There I was, sitting in a bar in Toronto last week, with nothing on my mind, when by and by I got to thinking about how to while away time.
I had ordered a drink and an appetizer of butter chicken and was waiting for the food.
From where I was sitting I could see the cold wind blowing outside. There were a couple of pedestrians scurrying home, scrunched against the wind, puffed like a cocoon in their winter clothes. Maybe they all lived there. Maybe they were going to work. I don’t know. It was hypnotic to watch them wandering up and down the streets. How cold they must feel. What could warm them up? Coffee? Tea? Maybe a warm fire and a blanket? Surely, somewhere in their consciousness, no matter what state of mind they are in, these warm images flicker involuntarily into their thoughts? Their bodies, craving for heat and rest, must generate visions of red and orange flames crackling somewhere, no matter how blurry the rest of the vision be?
Casting my eyes around I saw a lady at the lounge someways away from me. She was raising her wine glass to her mouth, lips pulled back to reveal a wolf-like grimace as she sipped her wine. She must have been around 45 – not a good 45. Was it true that women in their 40s are the most insecure? They must feel like they were being looked over, their lives coming to an end as objects of desire. How would they feel when men look through them at young girls?
Do they feel like pillars blocking the view of an orchestra from the mezzanine floor?
Once I had gone to a concert in New York but had to leave halfway through because I could only see the stage partially. I knew it when I booked the tickets, so in reality, I should not be complaining. But when I actually sat in the seat and found half my view blocked by a pillar I was more dismayed than I thought I would be. As the concert went on I started fidgeting in my seat. Pretty soon, I realized, I could only concentrate on the pillar. I could see the tabla player making faces at the pillar and sitar sound wafted out from behind the pillar in response.
There were many well-dressed patrons in that concert. Distinguished people with gray hair, who give the impression that they must have been really great looking in their youth.
This 45-year-old on the other hand looked frumpy.
She was white and pasty. Somehow she reminded me of lots of empty wine bottles and large jewelry. I don’t know why women wear those large rings and big belts and ugly glasses. They make ugly people look uglier. Pretty girls can pull anything off.
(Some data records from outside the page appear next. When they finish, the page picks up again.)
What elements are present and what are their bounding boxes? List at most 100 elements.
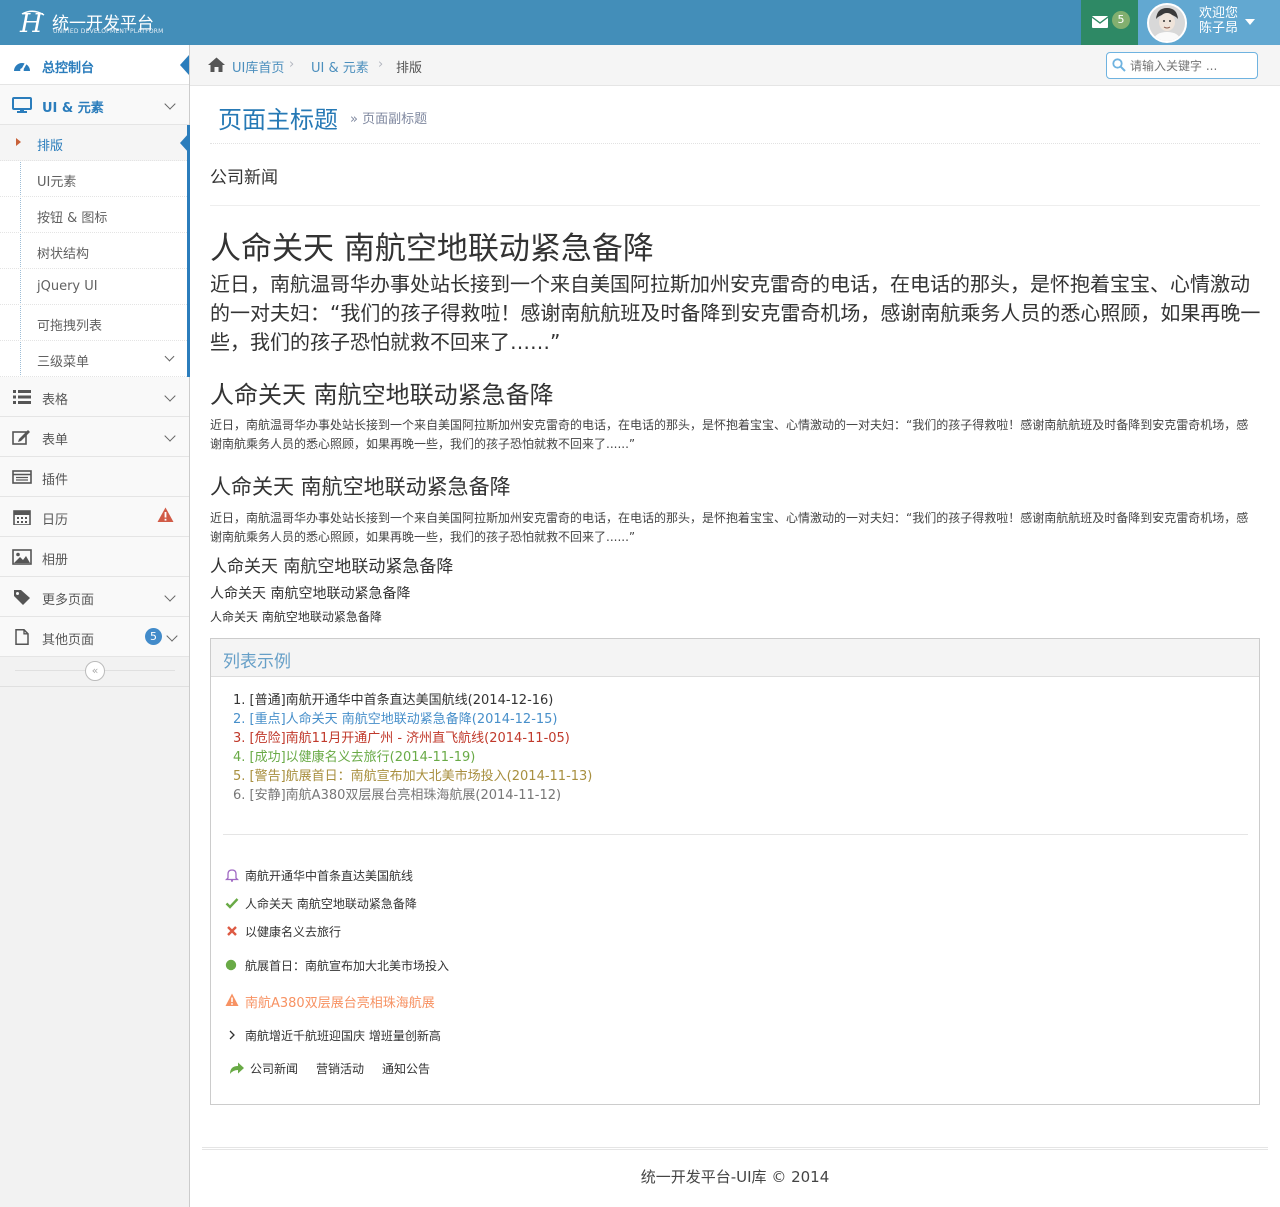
breadcrumb-current: 排版 <box>396 61 423 76</box>
submenu-item-label: 树状结构 <box>37 247 90 262</box>
widget-header: 列表示例 <box>211 639 1259 677</box>
submenu-item-tree[interactable]: 树状结构 <box>0 233 187 269</box>
breadcrumb-home-link[interactable]: UI库首页 <box>232 57 284 76</box>
icon-list-text: 以健康名义去旅行 <box>245 925 342 939</box>
messages-count-badge: 5 <box>1112 11 1130 29</box>
breadcrumb-separator: › <box>378 57 384 72</box>
submenu-item-third-level[interactable]: 三级菜单 <box>0 341 187 377</box>
footer: 统一开发平台-UI库 © 2014 <box>0 1166 1280 1187</box>
breadcrumb-section-link[interactable]: UI & 元素 <box>311 57 369 76</box>
chevron-down-icon <box>164 390 176 402</box>
sidebar-item-label: 相册 <box>42 553 69 568</box>
icon-list-text: 南航开通华中首条直达美国航线 <box>245 869 414 883</box>
sidebar-item-label: 表单 <box>42 433 69 448</box>
submenu-item-label: 三级菜单 <box>37 355 90 370</box>
section-label: 公司新闻 <box>210 168 278 188</box>
link-marketing[interactable]: 营销活动 <box>316 1060 364 1077</box>
footer-divider <box>202 1147 1268 1150</box>
welcome-text: 欢迎您 <box>1199 6 1239 21</box>
submenu-item-draggable-list[interactable]: 可拖拽列表 <box>0 305 187 341</box>
widget-title: 列表示例 <box>223 652 291 672</box>
list-item[interactable]: 1. [普通]南航开通华中首条直达美国航线(2014-12-16) <box>233 691 592 710</box>
paragraph: 近日，南航温哥华办事处站长接到一个来自美国阿拉斯加州安克雷奇的电话，在电话的那头… <box>210 418 1249 451</box>
double-chevron-left-icon: « <box>91 664 99 677</box>
sidebar-item-label: 更多页面 <box>42 593 95 608</box>
home-icon <box>208 57 225 72</box>
submenu-item-buttons-icons[interactable]: 按钮 & 图标 <box>0 197 187 233</box>
top-navbar: H 统一开发平台 UNIFIED DEVELOPMENT PLATFORM 5 … <box>0 0 1280 45</box>
link-company-news[interactable]: 公司新闻 <box>250 1060 298 1077</box>
active-indicator <box>180 133 189 153</box>
sidebar-item-more-pages[interactable]: 更多页面 <box>0 577 189 617</box>
brand-logo-icon: H <box>19 9 45 38</box>
breadcrumb: UI库首页 › UI & 元素 › 排版 <box>190 45 1280 86</box>
times-icon <box>227 926 237 936</box>
heading-h4: 人命关天 南航空地联动紧急备降 <box>210 557 454 577</box>
list-item[interactable]: 5. [警告]航展首日：南航宣布加大北美市场投入(2014-11-13) <box>233 767 592 786</box>
sidebar-item-label: UI & 元素 <box>42 101 104 116</box>
heading-h5: 人命关天 南航空地联动紧急备降 <box>210 586 411 602</box>
paragraph: 近日，南航温哥华办事处站长接到一个来自美国阿拉斯加州安克雷奇的电话，在电话的那头… <box>210 511 1249 544</box>
dashboard-icon <box>14 62 30 72</box>
ordered-list: 1. [普通]南航开通华中首条直达美国航线(2014-12-16) 2. [重点… <box>233 691 592 805</box>
collapse-sidebar-button[interactable]: « <box>85 661 105 681</box>
envelope-icon <box>1092 16 1108 28</box>
sidebar-item-plugins[interactable]: 插件 <box>0 457 189 497</box>
user-menu[interactable]: 欢迎您 陈子昂 <box>1138 0 1280 45</box>
search-input[interactable] <box>1130 57 1252 75</box>
heading-h2: 人命关天 南航空地联动紧急备降 <box>210 381 554 409</box>
submenu-item-label: 可拖拽列表 <box>37 319 103 334</box>
divider <box>210 205 1260 206</box>
submenu-ui-elements: 排版 UI元素 按钮 & 图标 树状结构 jQuery UI 可拖拽列表 三级菜… <box>0 125 190 377</box>
chevron-down-icon <box>164 430 176 442</box>
list-item[interactable]: 2. [重点]人命关天 南航空地联动紧急备降(2014-12-15) <box>233 710 592 729</box>
lead-paragraph: 近日，南航温哥华办事处站长接到一个来自美国阿拉斯加州安克雷奇的电话，在电话的那头… <box>210 272 1261 354</box>
sidebar-item-label: 表格 <box>42 393 69 408</box>
divider <box>210 143 1260 144</box>
list-item[interactable]: 3. [危险]南航11月开通广州 - 济州直飞航线(2014-11-05) <box>233 729 592 748</box>
caret-down-icon <box>1245 19 1255 25</box>
submenu-item-label: UI元素 <box>37 175 77 190</box>
submenu-item-typography[interactable]: 排版 <box>0 125 189 161</box>
footer-text: 统一开发平台-UI库 © 2014 <box>640 1168 830 1186</box>
sidebar-collapse-bar: « <box>0 657 189 687</box>
submenu-item-ui-elements[interactable]: UI元素 <box>0 161 187 197</box>
sidebar: 总控制台 UI & 元素 排版 UI元素 按钮 & 图标 树状结构 jQuery… <box>0 45 190 1207</box>
sidebar-item-tables[interactable]: 表格 <box>0 377 189 417</box>
sidebar-item-calendar[interactable]: 日历 <box>0 497 189 537</box>
plugin-icon <box>12 470 32 484</box>
check-icon <box>225 898 239 909</box>
heading-h6: 人命关天 南航空地联动紧急备降 <box>210 610 382 624</box>
submenu-item-label: 排版 <box>37 139 64 154</box>
sidebar-item-gallery[interactable]: 相册 <box>0 537 189 577</box>
icon-list-text: 南航增近千航班迎国庆 增班量创新高 <box>245 1029 441 1043</box>
messages-button[interactable]: 5 <box>1081 0 1138 45</box>
sidebar-item-label: 插件 <box>42 473 69 488</box>
chevron-down-icon <box>164 98 176 110</box>
username: 陈子昂 <box>1199 21 1239 36</box>
circle-icon <box>225 959 237 971</box>
warning-icon <box>225 993 239 1006</box>
list-example-widget: 列表示例 1. [普通]南航开通华中首条直达美国航线(2014-12-16) 2… <box>210 638 1260 1105</box>
warning-icon <box>157 507 174 522</box>
list-item[interactable]: 4. [成功]以健康名义去旅行(2014-11-19) <box>233 748 592 767</box>
chevron-down-icon <box>166 630 178 642</box>
submenu-item-label: jQuery UI <box>37 279 98 294</box>
calendar-icon <box>13 510 31 525</box>
sidebar-item-dashboard[interactable]: 总控制台 <box>0 45 189 85</box>
icon-list-text: 航展首日：南航宣布加大北美市场投入 <box>245 959 450 973</box>
sidebar-item-ui-elements[interactable]: UI & 元素 <box>0 85 189 125</box>
divider <box>223 834 1248 835</box>
page-title: 页面主标题 <box>218 106 338 134</box>
submenu-item-jquery-ui[interactable]: jQuery UI <box>0 269 187 305</box>
link-announcements[interactable]: 通知公告 <box>382 1060 430 1077</box>
breadcrumb-separator: › <box>289 57 295 72</box>
list-item[interactable]: 6. [安静]南航A380双层展台亮相珠海航展(2014-11-12) <box>233 786 592 805</box>
search-icon <box>1112 58 1126 72</box>
page-subtitle: » 页面副标题 <box>350 112 428 127</box>
sidebar-item-forms[interactable]: 表单 <box>0 417 189 457</box>
list-icon <box>13 390 31 404</box>
submenu-item-label: 按钮 & 图标 <box>37 211 108 226</box>
sidebar-item-other-pages[interactable]: 其他页面 5 <box>0 617 189 657</box>
brand-subtitle: UNIFIED DEVELOPMENT PLATFORM <box>53 28 164 35</box>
Talking of pretty girls, Jun’ichiro Tanizaki, in the book I had cleaved on the table upside down, remarks that the Japanese girl has a softness that the American girl can never aspire for. Or was it cats he was talking about? Eitherways, I think it applies to women. Do women think the same of men? Maybe they do. It would be interesting if the frumpy woman was, in turn, surveying the room thinking, “these men all look so boring, I wish I was in Morocco”.
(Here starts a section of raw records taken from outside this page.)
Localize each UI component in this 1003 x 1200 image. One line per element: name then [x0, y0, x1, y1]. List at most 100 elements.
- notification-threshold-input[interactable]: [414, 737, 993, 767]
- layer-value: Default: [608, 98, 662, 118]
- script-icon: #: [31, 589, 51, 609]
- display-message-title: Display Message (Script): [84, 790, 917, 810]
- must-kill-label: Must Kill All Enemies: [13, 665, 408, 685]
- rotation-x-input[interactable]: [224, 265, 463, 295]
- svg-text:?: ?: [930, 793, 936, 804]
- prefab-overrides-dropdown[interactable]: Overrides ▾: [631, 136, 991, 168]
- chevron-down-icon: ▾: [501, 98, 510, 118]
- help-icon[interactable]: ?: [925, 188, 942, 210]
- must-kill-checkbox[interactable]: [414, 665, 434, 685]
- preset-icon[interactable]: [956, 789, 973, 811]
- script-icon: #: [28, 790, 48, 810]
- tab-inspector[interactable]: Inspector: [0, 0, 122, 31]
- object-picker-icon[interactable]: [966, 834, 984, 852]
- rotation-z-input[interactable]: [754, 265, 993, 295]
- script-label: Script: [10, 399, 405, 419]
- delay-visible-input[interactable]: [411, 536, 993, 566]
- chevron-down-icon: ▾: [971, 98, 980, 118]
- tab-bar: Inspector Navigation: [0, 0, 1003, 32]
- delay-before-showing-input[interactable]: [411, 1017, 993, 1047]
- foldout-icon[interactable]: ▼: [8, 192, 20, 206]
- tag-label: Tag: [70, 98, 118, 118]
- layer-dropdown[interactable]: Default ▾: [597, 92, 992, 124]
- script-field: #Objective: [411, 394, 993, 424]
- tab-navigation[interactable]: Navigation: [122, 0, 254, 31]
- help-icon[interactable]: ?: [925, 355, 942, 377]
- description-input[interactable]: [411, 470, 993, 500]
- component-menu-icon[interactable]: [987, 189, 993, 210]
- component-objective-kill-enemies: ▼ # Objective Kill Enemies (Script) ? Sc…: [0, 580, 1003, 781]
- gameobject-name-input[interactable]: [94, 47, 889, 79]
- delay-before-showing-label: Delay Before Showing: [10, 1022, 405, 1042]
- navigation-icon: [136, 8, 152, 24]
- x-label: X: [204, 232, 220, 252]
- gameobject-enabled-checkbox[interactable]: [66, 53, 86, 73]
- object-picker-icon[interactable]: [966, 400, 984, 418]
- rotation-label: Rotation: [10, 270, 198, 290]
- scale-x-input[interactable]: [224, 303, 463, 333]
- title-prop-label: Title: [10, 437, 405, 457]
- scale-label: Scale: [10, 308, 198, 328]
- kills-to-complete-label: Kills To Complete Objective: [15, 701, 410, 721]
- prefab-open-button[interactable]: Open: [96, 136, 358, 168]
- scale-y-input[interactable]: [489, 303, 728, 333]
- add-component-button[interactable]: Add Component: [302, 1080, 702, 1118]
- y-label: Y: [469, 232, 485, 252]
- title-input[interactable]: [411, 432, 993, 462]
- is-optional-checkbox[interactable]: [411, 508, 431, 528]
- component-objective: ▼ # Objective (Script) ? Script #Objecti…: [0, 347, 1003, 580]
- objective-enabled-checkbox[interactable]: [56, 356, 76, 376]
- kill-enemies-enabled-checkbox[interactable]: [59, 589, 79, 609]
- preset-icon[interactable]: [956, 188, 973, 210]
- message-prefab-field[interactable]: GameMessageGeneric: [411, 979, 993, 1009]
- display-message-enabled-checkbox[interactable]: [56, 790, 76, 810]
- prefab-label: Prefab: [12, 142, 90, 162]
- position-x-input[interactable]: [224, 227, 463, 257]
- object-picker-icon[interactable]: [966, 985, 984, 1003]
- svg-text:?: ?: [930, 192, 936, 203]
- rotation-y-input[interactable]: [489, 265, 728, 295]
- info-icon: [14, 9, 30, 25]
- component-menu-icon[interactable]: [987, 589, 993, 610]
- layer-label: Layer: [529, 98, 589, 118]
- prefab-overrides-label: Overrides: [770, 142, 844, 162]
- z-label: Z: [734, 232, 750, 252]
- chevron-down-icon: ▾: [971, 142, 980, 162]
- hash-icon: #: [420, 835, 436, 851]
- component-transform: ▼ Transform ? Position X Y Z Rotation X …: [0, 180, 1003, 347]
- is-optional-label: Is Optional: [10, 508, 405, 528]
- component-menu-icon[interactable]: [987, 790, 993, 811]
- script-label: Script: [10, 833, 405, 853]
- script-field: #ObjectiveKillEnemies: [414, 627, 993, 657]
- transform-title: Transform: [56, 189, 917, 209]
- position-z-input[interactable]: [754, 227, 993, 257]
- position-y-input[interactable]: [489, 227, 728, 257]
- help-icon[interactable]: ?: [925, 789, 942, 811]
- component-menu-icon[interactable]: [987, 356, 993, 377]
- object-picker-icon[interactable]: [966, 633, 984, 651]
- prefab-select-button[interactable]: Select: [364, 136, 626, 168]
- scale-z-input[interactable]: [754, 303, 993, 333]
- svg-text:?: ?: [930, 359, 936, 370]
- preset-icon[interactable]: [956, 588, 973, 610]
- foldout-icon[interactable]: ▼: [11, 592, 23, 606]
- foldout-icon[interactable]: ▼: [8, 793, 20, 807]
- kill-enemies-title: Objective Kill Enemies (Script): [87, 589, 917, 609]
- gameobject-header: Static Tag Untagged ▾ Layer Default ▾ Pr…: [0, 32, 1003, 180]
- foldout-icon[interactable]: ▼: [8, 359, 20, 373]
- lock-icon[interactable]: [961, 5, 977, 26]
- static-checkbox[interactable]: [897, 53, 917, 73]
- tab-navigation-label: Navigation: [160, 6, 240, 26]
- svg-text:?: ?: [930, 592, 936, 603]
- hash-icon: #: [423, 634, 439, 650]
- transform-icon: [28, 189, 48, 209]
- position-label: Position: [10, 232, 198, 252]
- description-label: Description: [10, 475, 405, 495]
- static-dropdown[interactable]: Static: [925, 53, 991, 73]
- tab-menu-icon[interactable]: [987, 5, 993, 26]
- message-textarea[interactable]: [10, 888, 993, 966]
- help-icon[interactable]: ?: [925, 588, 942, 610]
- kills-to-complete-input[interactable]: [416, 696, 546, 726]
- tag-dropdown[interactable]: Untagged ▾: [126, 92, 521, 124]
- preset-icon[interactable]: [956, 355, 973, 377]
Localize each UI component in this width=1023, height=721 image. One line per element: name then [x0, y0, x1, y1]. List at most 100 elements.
Then it struck me that maybe it was the lighting that made her complexion so. Because in a reflection in the mirror behind her, it surely couldn’t be her, the elegantly poised posture, and the curving nape and straight hair.
How light changes the way we look. Pretty from one angle, dominant from below, suppliant from above, cunning from afar.
Do women like sitting in the dark too?
It was getting really dark outside. The concierge was standing under the heating coils outside near the valet parking. How we are all men of myths. Men in uniforms are attractive we are told. Maybe that’s true. I certainly dream of women in French parlor maid attire. But then it suits only some people. Tall, leggy, slim women. I don’t even know any such people in real life. I know many middle-aged men though. Middle-aged men who also don’t seem like they would know of such women.
Maybe it is true that men age more gracefully than women. This woman was 45 and I already think of her as a has-been. Maybe she must have been a real beauty sometime ago. She does not look like it though. I feel sad sometimes that I do not know pretty women. Women who look good eating ice-creams for example.
But ice-creams don’t melt in winter in Toronto. Toronto has miserable weather, especially if one likes tropical and humid weather. Singapore weather is best suited for sticky long fingers with maroon nail polish and dripping Gula Melaka all over. I should have tried Gula Melaka when I was in Singapore. Along with some cream pies, and pandan kuehs and wanton mee.
Here I was eating butter chicken and drinking whiskey in Toronto in the cold weather.